Doctors who are capable of using the latest technology are valuable commodities in today’s medical world.
Using up-to-the-minute science in record-keeping, as well as in ordering and conducting tests, helps physicians detect disease, share results and begin treatment for patients more quickly. Then there’s the whole growing field of telemedicine, where a doctor’s visit consists of logging onto your computer from wherever you may be.
New electronic medical records systems also give patients the ability to better manage their own health information, and at the touch of a button, connect with their health care providers. Ninety-three percent of Americans say that is something they want, according to a 2014 poll by Catalyst Healthcare Research (CHR).
Of that 93 percent, 1 in 4 said they would still choose that doctor even if there was a $25 fee per episode.
Still, some doctors are less than eager to embrace these new techniques. (For those of you battling tech advancements and upgrades in your own profession, some of this won't come as a surprise.)
Complex computer systems, a lack of payment for time spent responding to patient emails, and doctors' fears that their inboxes will be overloaded are the reasons why about 20 percent of all doctors communicate electronically with their patients, according to the Roanoke Times.
Staying abreast of late-breaking issues can be laborious and expensive. Getting trained and becoming adept at using cutting-edge scientific know-how in testing, charting and record-keeping can be off-putting and overwhelming.
Medical personnel acknowledge the benefits of using quickly advancing technology. And 8 out of 10 physicians reported in 2013 they were already using an EHR system or planned to adopt one. Yet some doctors are simply still struggling — wondering if the computer takes away precious time from the old-fashioned physical assessment and doctor-patient interview time.
"Having records available to all the doctors on a patient’s case makes for more comprehensive medical care," Bruce Ruben, a physician and medical director of Encompass HealthCare and Wound Medicine in Michigan, told LifeZette.
"It is critical all doctors treating the same patient are on the 'same page,' so allowing the patient to transfer medical records allows for continuity of care, faster information transference, and a more efficient process."
Another benefit of computerized technology is the availability of medical literature and studies.
"In the past when you wanted to look up something, you needed to find your way to the library or department office to find books and journals, some of which may have been out of date. Now you can access reliable information online rapidly to enhance diagnosis and treatment via use of extensive, searchable resources," said Joseph E. Glaser, a nuclear medicine physician at Radiologic Associates in Middletown, New York.

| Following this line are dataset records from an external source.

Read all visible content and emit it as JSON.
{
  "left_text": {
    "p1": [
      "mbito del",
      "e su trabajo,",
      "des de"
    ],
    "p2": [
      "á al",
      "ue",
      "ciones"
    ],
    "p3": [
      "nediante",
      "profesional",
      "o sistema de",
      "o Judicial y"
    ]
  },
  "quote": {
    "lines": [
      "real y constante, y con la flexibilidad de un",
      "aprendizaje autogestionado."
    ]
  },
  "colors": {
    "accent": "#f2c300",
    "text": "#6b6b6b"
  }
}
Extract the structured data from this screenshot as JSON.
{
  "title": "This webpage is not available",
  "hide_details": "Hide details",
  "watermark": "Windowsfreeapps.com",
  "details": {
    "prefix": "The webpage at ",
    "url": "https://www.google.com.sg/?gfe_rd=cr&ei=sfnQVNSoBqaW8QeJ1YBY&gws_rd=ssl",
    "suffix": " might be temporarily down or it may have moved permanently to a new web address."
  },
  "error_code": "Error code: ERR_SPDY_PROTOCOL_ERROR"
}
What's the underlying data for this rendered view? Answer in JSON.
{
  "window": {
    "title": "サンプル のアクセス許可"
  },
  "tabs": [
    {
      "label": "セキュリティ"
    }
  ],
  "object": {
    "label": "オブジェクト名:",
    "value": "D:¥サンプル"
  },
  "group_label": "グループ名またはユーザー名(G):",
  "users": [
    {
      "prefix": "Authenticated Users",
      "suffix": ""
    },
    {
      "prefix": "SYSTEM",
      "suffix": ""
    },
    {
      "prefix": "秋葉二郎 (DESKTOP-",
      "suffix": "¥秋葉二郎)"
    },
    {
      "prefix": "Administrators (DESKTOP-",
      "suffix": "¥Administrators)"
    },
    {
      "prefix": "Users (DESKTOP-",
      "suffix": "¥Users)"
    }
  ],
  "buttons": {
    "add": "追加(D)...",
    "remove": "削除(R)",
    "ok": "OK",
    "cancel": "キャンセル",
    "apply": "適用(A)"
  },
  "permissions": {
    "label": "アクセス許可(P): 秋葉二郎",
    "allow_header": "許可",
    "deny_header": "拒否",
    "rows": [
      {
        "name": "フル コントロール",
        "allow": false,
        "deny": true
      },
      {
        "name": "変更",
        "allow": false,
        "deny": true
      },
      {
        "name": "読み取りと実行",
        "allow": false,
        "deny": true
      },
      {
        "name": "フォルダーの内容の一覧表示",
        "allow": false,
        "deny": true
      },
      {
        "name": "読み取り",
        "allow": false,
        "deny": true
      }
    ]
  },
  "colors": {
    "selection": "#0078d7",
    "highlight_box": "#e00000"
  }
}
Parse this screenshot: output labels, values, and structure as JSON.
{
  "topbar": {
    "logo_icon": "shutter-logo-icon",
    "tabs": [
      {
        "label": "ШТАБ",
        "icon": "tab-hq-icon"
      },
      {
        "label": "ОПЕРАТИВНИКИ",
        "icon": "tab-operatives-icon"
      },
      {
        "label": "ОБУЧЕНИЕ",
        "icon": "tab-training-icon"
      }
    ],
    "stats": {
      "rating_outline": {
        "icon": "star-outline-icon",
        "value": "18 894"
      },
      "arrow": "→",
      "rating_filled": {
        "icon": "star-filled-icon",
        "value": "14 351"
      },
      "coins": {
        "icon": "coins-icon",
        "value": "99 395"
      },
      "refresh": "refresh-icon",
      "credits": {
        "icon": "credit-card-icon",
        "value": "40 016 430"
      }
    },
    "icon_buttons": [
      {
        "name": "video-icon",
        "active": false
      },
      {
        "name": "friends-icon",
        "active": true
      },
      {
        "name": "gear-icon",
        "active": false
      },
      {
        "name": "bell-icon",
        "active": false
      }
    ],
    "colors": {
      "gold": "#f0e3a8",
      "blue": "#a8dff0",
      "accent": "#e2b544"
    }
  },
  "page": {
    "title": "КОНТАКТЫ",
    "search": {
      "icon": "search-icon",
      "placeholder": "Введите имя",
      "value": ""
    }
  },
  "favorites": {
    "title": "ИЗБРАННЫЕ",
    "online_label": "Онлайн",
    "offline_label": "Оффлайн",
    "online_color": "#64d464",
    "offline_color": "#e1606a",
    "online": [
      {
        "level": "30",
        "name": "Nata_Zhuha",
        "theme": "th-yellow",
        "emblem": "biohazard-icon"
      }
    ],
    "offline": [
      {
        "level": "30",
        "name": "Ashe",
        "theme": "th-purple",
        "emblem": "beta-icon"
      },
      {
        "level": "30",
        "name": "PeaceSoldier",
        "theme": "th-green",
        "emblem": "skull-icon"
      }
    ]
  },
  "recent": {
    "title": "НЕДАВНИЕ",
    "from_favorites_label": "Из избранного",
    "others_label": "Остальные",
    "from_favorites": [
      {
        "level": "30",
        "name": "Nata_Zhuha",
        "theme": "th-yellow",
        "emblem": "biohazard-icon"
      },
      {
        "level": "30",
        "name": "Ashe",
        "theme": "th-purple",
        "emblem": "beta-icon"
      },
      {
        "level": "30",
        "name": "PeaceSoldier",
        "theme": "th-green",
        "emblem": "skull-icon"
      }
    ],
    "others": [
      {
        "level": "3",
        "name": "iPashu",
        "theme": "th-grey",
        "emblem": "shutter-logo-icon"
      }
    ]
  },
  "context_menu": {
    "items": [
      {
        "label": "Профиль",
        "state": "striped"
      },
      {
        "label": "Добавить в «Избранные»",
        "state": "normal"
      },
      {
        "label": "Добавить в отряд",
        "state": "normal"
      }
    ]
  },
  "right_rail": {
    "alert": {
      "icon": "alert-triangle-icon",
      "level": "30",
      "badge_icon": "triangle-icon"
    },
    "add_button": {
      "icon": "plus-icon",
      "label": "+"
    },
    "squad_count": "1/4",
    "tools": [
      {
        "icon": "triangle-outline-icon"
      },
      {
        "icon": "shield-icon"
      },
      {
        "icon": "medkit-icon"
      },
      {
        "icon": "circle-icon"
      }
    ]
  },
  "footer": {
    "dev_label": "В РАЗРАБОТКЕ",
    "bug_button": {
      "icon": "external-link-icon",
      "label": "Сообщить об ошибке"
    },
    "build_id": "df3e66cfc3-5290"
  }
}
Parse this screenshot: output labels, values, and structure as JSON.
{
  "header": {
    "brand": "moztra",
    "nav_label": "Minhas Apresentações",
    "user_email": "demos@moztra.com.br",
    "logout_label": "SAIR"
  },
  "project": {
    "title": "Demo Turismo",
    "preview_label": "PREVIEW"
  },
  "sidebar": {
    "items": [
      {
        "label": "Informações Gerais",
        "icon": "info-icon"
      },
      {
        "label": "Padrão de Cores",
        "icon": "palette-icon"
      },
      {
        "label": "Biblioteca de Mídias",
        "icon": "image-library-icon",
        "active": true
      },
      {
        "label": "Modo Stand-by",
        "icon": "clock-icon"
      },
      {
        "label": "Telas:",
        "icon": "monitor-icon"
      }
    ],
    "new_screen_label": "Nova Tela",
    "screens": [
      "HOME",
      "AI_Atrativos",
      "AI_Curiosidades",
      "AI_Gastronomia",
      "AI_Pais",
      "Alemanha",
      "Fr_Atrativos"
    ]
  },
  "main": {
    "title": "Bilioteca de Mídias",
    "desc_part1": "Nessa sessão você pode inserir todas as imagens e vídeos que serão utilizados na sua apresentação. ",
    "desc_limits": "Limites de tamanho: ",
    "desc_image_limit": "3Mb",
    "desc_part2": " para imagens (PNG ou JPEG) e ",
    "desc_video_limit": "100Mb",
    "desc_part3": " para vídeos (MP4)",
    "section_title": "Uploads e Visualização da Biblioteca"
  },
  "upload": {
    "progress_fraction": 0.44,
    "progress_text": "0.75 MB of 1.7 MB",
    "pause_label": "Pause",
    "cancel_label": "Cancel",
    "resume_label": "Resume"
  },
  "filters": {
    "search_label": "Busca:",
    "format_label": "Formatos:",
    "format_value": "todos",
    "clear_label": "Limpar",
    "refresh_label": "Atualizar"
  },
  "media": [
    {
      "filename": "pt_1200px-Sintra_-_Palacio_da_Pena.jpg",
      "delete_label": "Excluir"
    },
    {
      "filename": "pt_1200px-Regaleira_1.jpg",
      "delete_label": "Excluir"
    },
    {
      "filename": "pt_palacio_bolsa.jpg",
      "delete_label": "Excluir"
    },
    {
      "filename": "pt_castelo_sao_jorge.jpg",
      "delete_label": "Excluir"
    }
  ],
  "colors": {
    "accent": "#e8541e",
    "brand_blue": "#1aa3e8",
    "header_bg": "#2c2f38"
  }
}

The development of clinical trials using data-based evidence that can be analyzed to define risk factors and underlying relationships between patients is another major development. "The scale on which this is done today would not be possible without technology," Glaser told LifeZette.
Still, the application of technology in medicine is moving at a much greater speed than doctors can often adapt to, even for the ones more than willing to embrace the practice.
"No one piece of software typically does everything that is required. And requirements may vary due to differences within your populations, different locations and resources that may fluctuate involving your medical practice," Glaser said.
Ensuring that information flows securely and in a seamless fashion can also be challenging and requires close collaboration with other clinicians, he added.
"Keeping up with these breakthrough applications for treating patients requires a commitment of personal time, time away from their practice and cost of travel and training courses," said George M. Suarez, a urology surgeon in Miami, Florida.
Still, "it is absolutely necessary for doctors to make the sacrifice to keep up with the ever evolving advances in order to provide optimal medical care. Unfortunately, often times doctors will resist these advances, view them as a disruptive nuisance and refer to them as experimental or unproven which precludes patients from accessing these treatments," Suarez told LifeZette.
Bottom line: There’s no holding back science. Doctors and their patients have to adapt to the ever-expanding horizon of mechanization, and doctors say it is mainly a good thing as long as they can still talk to their patients face-to-face.
"I find that listening to my patients is my number-one best tool. Really listening can tell you all you need to know about what's wrong with that patient, and it's never failed me yet," said Ruben.